At Willamette, Hayley Freedman’s BA’09 affinity for adventure and commitment to helping others was nurtured by transformative courses and meaningful relationships with faculty members. Now, Freedman helps communities in East Africa and beyond access life-saving cancer treatment at the American Cancer Society.

Initially studying Psychology, Freedman became a double major in Anthropology after taking a course with Associate Professor of Anthropology, African Studies and Public Health Joyce Millen during her first year. “She opened my eyes to what it means to think critically about being a global citizen,” Freedman said.

In her role as Program Manager for Global Capacity Development and Patient Support at the American Cancer Society in Washington, D.C., Freedman supports patients from diagnosis through the end of treatment and works to remove barriers to care.

This includes providing cancer education materials to help patients and families be more informed about decisions pertaining to their care. Her team also helps patients access services such as transportation and child care.

“The reality is cancer is not just a disease of the West,” Freedman says. “It's not just a disease of high-income countries. Cancer does not discriminate: over 70% of cancer deaths occur in low and middle-income countries.”

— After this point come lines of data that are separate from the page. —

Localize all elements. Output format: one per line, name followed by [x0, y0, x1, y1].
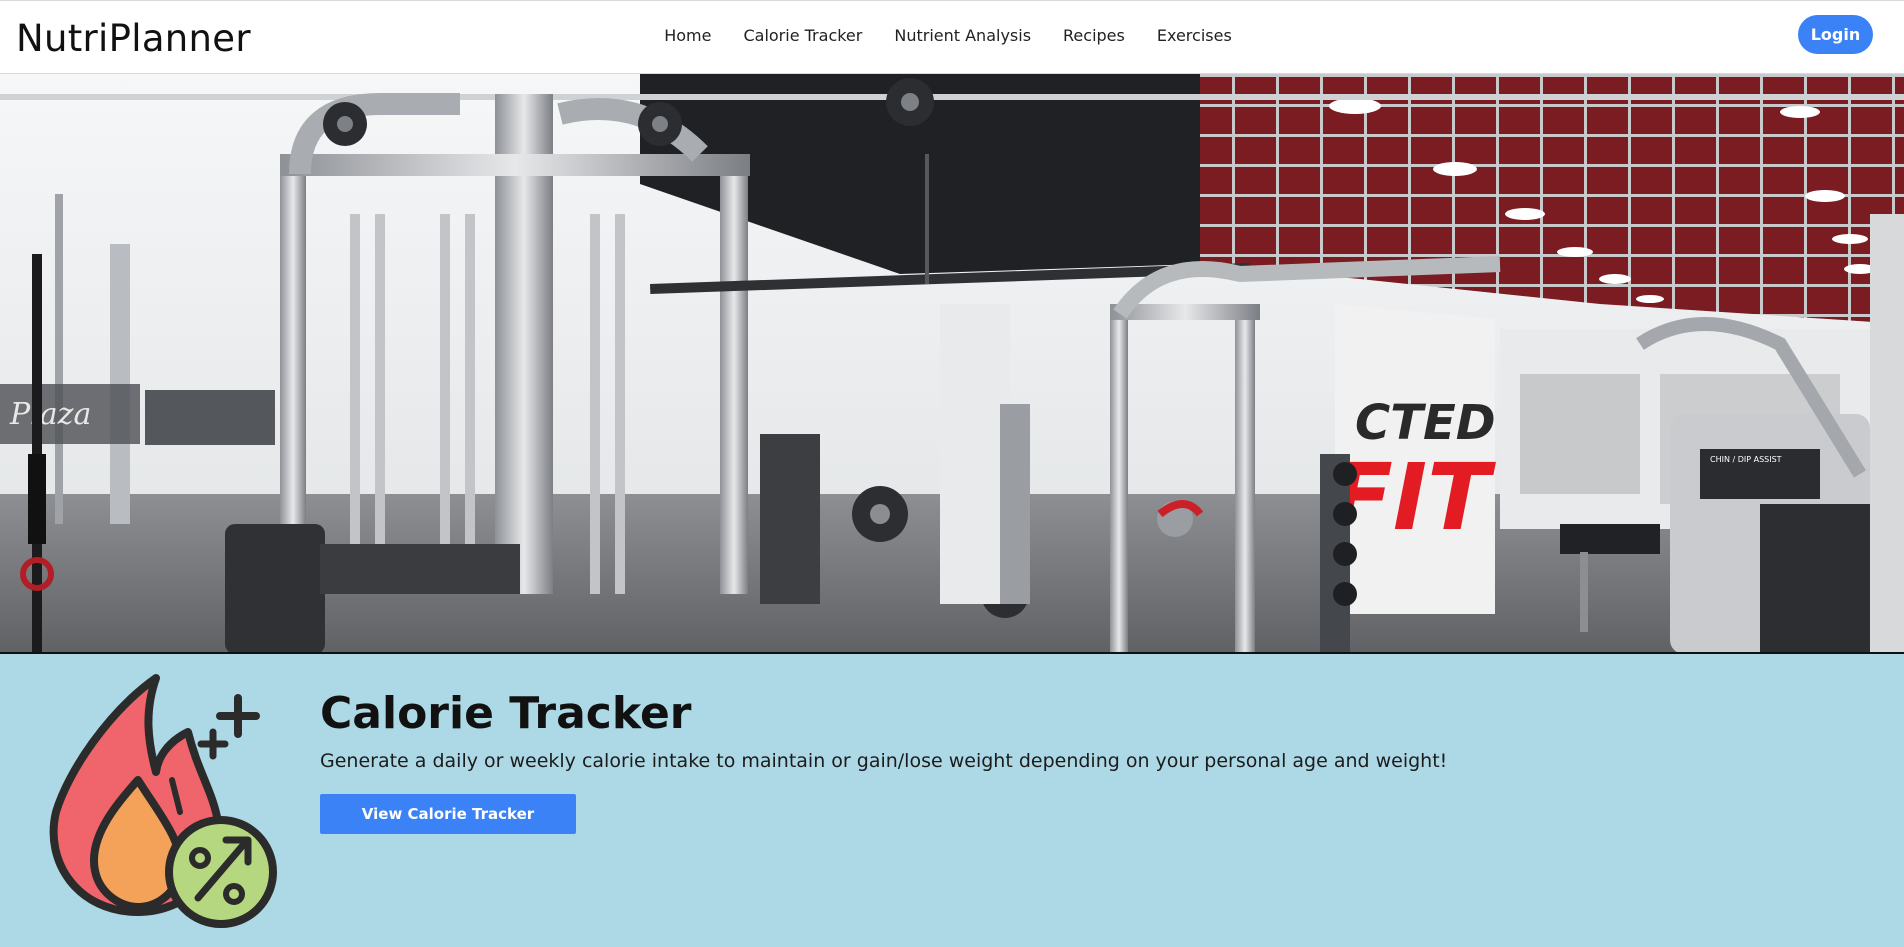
main-nav: Home Calorie Tracker Nutrient Analysis R… — [0, 26, 1904, 45]
view-calorie-tracker-button[interactable]: View Calorie Tracker — [320, 794, 576, 834]
brand-logo[interactable]: NutriPlanner — [16, 17, 251, 60]
login-button[interactable]: Login — [1798, 15, 1873, 54]
svg-text:CHIN / DIP ASSIST: CHIN / DIP ASSIST — [1710, 455, 1782, 464]
nav-calorie-tracker[interactable]: Calorie Tracker — [743, 26, 862, 45]
nav-recipes[interactable]: Recipes — [1063, 26, 1125, 45]
calorie-flame-icon — [48, 672, 288, 932]
gym-photo-illustration: Plaza CTED FIT CHIN / DIP ASSIST — [0, 74, 1904, 652]
svg-text:FIT: FIT — [1330, 444, 1496, 551]
nav-nutrient-analysis[interactable]: Nutrient Analysis — [894, 26, 1031, 45]
feature-title: Calorie Tracker — [320, 688, 692, 739]
svg-text:Plaza: Plaza — [9, 397, 91, 432]
calorie-tracker-feature: Calorie Tracker Generate a daily or week… — [0, 654, 1904, 947]
hero-gym-image: Plaza CTED FIT CHIN / DIP ASSIST — [0, 74, 1904, 654]
top-navbar: NutriPlanner Home Calorie Tracker Nutrie… — [0, 0, 1904, 74]
flame-percent-icon — [49, 674, 277, 928]
nav-home[interactable]: Home — [664, 26, 711, 45]
svg-text:CTED: CTED — [1355, 395, 1496, 451]
nav-exercises[interactable]: Exercises — [1157, 26, 1232, 45]
feature-description: Generate a daily or weekly calorie intak… — [320, 750, 1448, 772]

A founding member of the African Studies Club, Freedman spent a semester studying abroad at the University of Ghana, an experience that would go on to shape the rest of her career.

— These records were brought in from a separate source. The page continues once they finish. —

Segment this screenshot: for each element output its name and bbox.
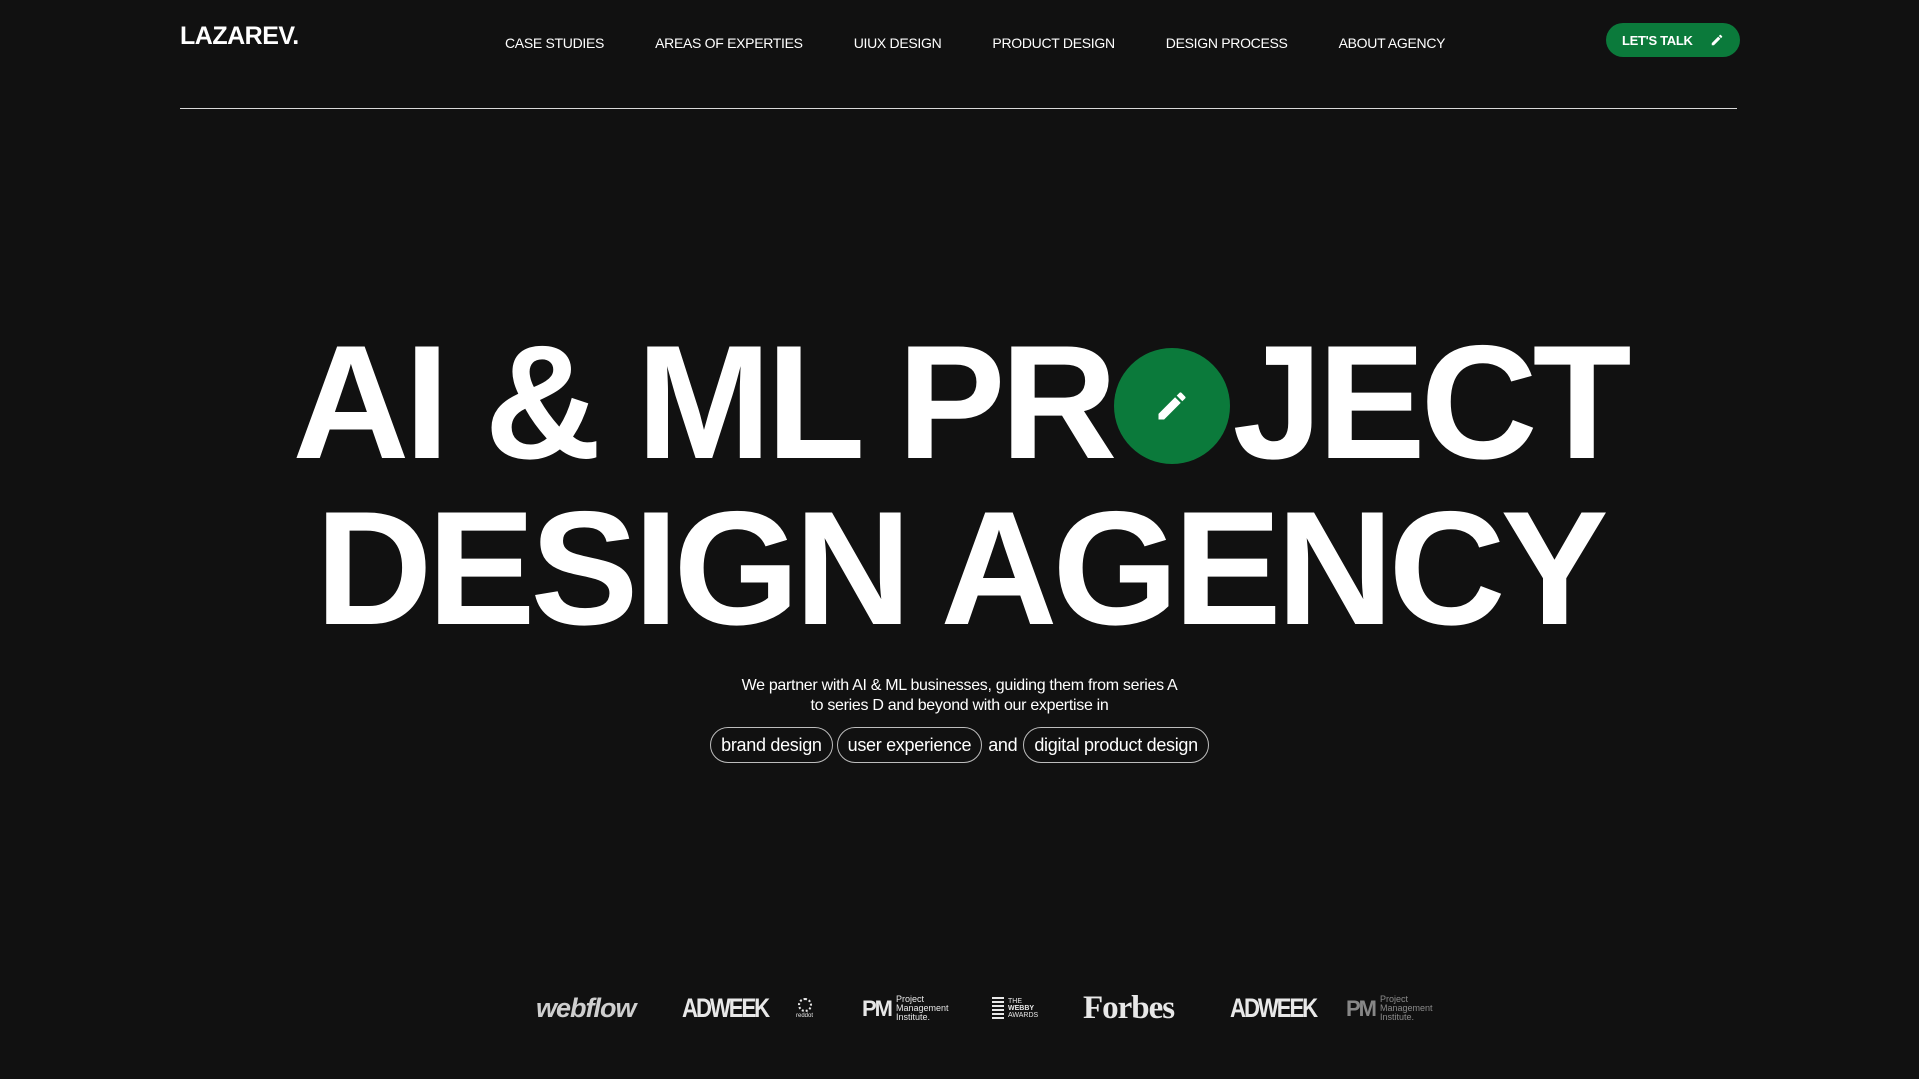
pencil-icon <box>1711 34 1723 46</box>
pmi-mark: PM <box>862 995 893 1021</box>
webflow-logo: webflow <box>536 992 636 1023</box>
webby-awards-logo: THE WEBBY AWARDS <box>992 988 1038 1028</box>
adweek-logo: ADWEEK <box>682 992 770 1023</box>
lets-talk-label: LET'S TALK <box>1622 32 1693 48</box>
nav-item-uiux-design[interactable]: UIUX DESIGN <box>854 35 942 51</box>
nav-item-design-process[interactable]: DESIGN PROCESS <box>1166 35 1288 51</box>
pill-connector: and <box>988 734 1018 755</box>
page: LAZAREV. CASE STUDIES AREAS OF EXPERTIES… <box>0 0 1919 1079</box>
pmi-logo: PM Project Management Institute. <box>862 988 949 1028</box>
adweek-logo: ADWEEK <box>1230 992 1318 1023</box>
nav-item-areas-of-expertise[interactable]: AREAS OF EXPERTIES <box>655 35 803 51</box>
reddot-icon <box>797 997 812 1012</box>
pill-brand-design[interactable]: brand design <box>710 727 833 763</box>
hero-title-line-1: AI & ML PR JECT <box>0 322 1919 484</box>
pmi-text-3: Institute. <box>1380 1011 1415 1022</box>
hero-title-part-2: JECT <box>1232 312 1631 493</box>
forbes-logo: Forbes <box>1083 989 1175 1026</box>
reddot-label: reddot <box>796 1012 814 1019</box>
main-nav: CASE STUDIES AREAS OF EXPERTIES UIUX DES… <box>505 35 1446 51</box>
pencil-icon <box>1158 392 1186 420</box>
site-logo[interactable]: LAZAREV. <box>180 22 299 51</box>
webby-text-2: WEBBY <box>1008 1004 1035 1012</box>
press-logos-strip: webflow ADWEEK reddot PM Project Managem… <box>480 988 1433 1028</box>
pmi-logo: PM Project Management Institute. <box>1346 988 1433 1028</box>
lets-talk-button[interactable]: LET'S TALK <box>1606 23 1740 57</box>
pmi-text-3: Institute. <box>896 1011 931 1022</box>
nav-item-about-agency[interactable]: ABOUT AGENCY <box>1339 35 1446 51</box>
webby-text-3: AWARDS <box>1008 1011 1039 1019</box>
hero-title-part-1: AI & ML PR <box>292 312 1117 493</box>
nav-item-case-studies[interactable]: CASE STUDIES <box>505 35 604 51</box>
hero-subtitle-line-2: to series D and beyond with our expertis… <box>810 697 1109 714</box>
pmi-mark: PM <box>1346 995 1377 1021</box>
nav-item-product-design[interactable]: PRODUCT DESIGN <box>992 35 1115 51</box>
pill-user-experience[interactable]: user experience <box>836 727 983 763</box>
webby-bars-icon <box>992 997 1004 1019</box>
hero-subtitle-line-1: We partner with AI & ML businesses, guid… <box>741 677 1178 694</box>
expertise-pills: brand design user experience and digital… <box>0 727 1919 763</box>
hero-pencil-circle[interactable] <box>1114 348 1231 464</box>
pill-digital-product-design[interactable]: digital product design <box>1023 727 1209 763</box>
reddot-logo: reddot <box>796 988 813 1028</box>
hero-subtitle: We partner with AI & ML businesses, guid… <box>0 676 1919 716</box>
webby-text-1: THE <box>1008 997 1022 1005</box>
hero-title-line-2: DESIGN AGENCY <box>315 478 1608 659</box>
header-divider <box>180 108 1737 109</box>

“I knew serving enriched my growth and learning around my career path,” she says. “I wanted to help communities lead happy and healthy lives.”

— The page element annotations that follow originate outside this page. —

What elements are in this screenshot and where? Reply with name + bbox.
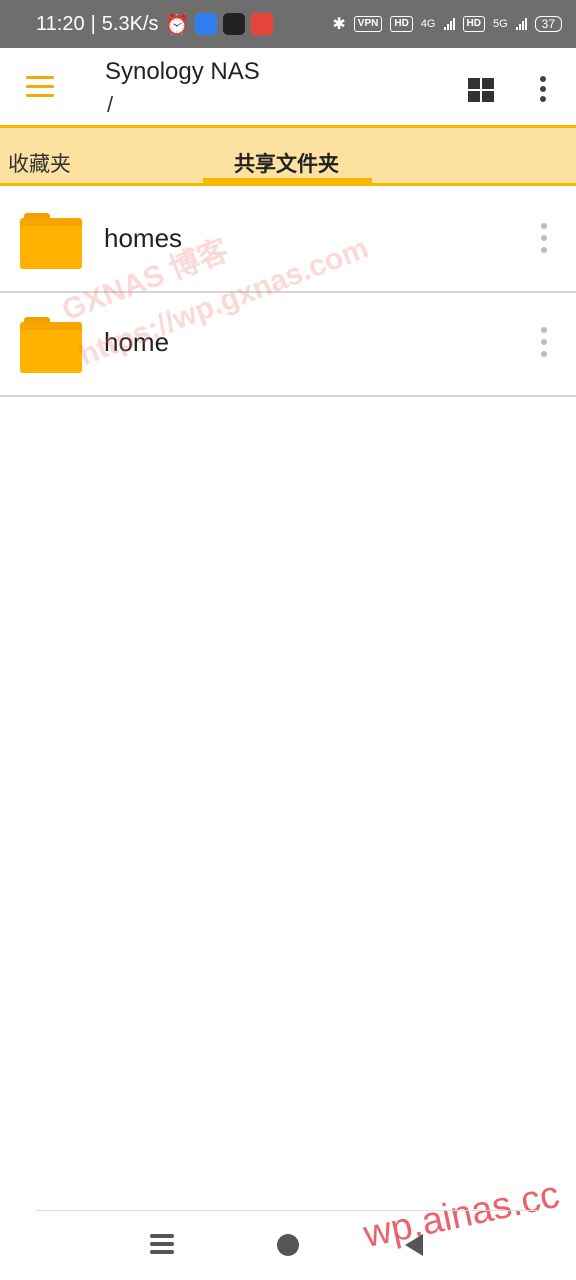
corner-watermark: wp.ainas.cc xyxy=(360,1173,563,1257)
nav-divider xyxy=(36,1210,540,1211)
app-notification-icon xyxy=(195,13,218,35)
more-options-icon[interactable] xyxy=(534,76,552,102)
app-bar: Synology NAS / xyxy=(0,48,576,128)
status-time: 11:20 xyxy=(36,12,85,35)
tab-favorites[interactable]: 收藏夹 xyxy=(8,148,71,178)
status-left: 11:20 | 5.3K/s ⏰ xyxy=(36,12,274,37)
status-divider: | xyxy=(90,12,96,35)
bluetooth-icon: ✱ xyxy=(332,16,346,33)
hd-badge: HD xyxy=(462,16,485,32)
current-path: / xyxy=(107,92,114,117)
signal-icon xyxy=(515,18,527,30)
app-notification-icon xyxy=(223,13,246,35)
network-type-label: 5G xyxy=(492,18,508,30)
item-more-icon[interactable] xyxy=(540,327,548,359)
app-title: Synology NAS xyxy=(105,58,260,85)
status-bar: 11:20 | 5.3K/s ⏰ ✱ VPN HD 4G HD 5G 37 xyxy=(0,0,576,48)
back-icon[interactable] xyxy=(405,1234,423,1256)
item-more-icon[interactable] xyxy=(540,223,548,255)
battery-icon: 37 xyxy=(534,16,562,32)
grid-view-icon[interactable] xyxy=(466,76,496,104)
home-icon[interactable] xyxy=(277,1234,299,1256)
alarm-icon: ⏰ xyxy=(164,13,190,36)
list-item[interactable]: homes xyxy=(0,189,576,293)
folder-name: home xyxy=(104,327,170,357)
status-right: ✱ VPN HD 4G HD 5G 37 xyxy=(332,14,562,34)
signal-icon xyxy=(443,18,455,30)
status-net-speed: 5.3K/s xyxy=(101,12,159,35)
active-tab-indicator xyxy=(203,178,372,183)
hd-badge: HD xyxy=(390,16,413,32)
tab-shared-folders[interactable]: 共享文件夹 xyxy=(234,148,339,178)
network-type-label: 4G xyxy=(420,18,436,30)
vpn-badge: VPN xyxy=(353,16,383,32)
app-notification-icon xyxy=(251,13,274,35)
tab-bar: 收藏夹 共享文件夹 xyxy=(0,128,576,186)
folder-icon xyxy=(20,213,82,269)
menu-button[interactable] xyxy=(24,74,58,102)
list-item[interactable]: home xyxy=(0,293,576,397)
folder-icon xyxy=(20,317,82,373)
folder-name: homes xyxy=(104,223,183,253)
recents-icon[interactable] xyxy=(150,1234,174,1256)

After serving in the AmeriCorps NCCC and later the Peace Corps in Mozambique, she earned a master’s degree in public health with a global health focus from the University of Sheffield in the United Kingdom and the University of Copenhagen in Denmark.

Before the first year of her master’s program, she discovered her mother was diagnosed with an advanced stage of cancer.

“I developed a passion for supporting cancer patients and families through my own experience caring for my mother,” she says. “It was very serendipitous that a few years later an opportunity opened up at the American Cancer Society working on cancer in the global space.”

Freedman has maintained her relationship with the Willamette community throughout her professional career. This is her third year of returning to Professor Millen and Professor of French and Francophone Studies Amadou Fofana’s film studies class to discuss a Ugandan film about a woman who discovers she has cancer and what it means for her in her hometown.

“I fundamentally believe that Willamette gave me a way to think, be critical, care about people, and act on it,” she says. So, she encourages students to “work towards improving the lives of others, regardless of your field. Get out of your comfort zone. Everyone can contribute.”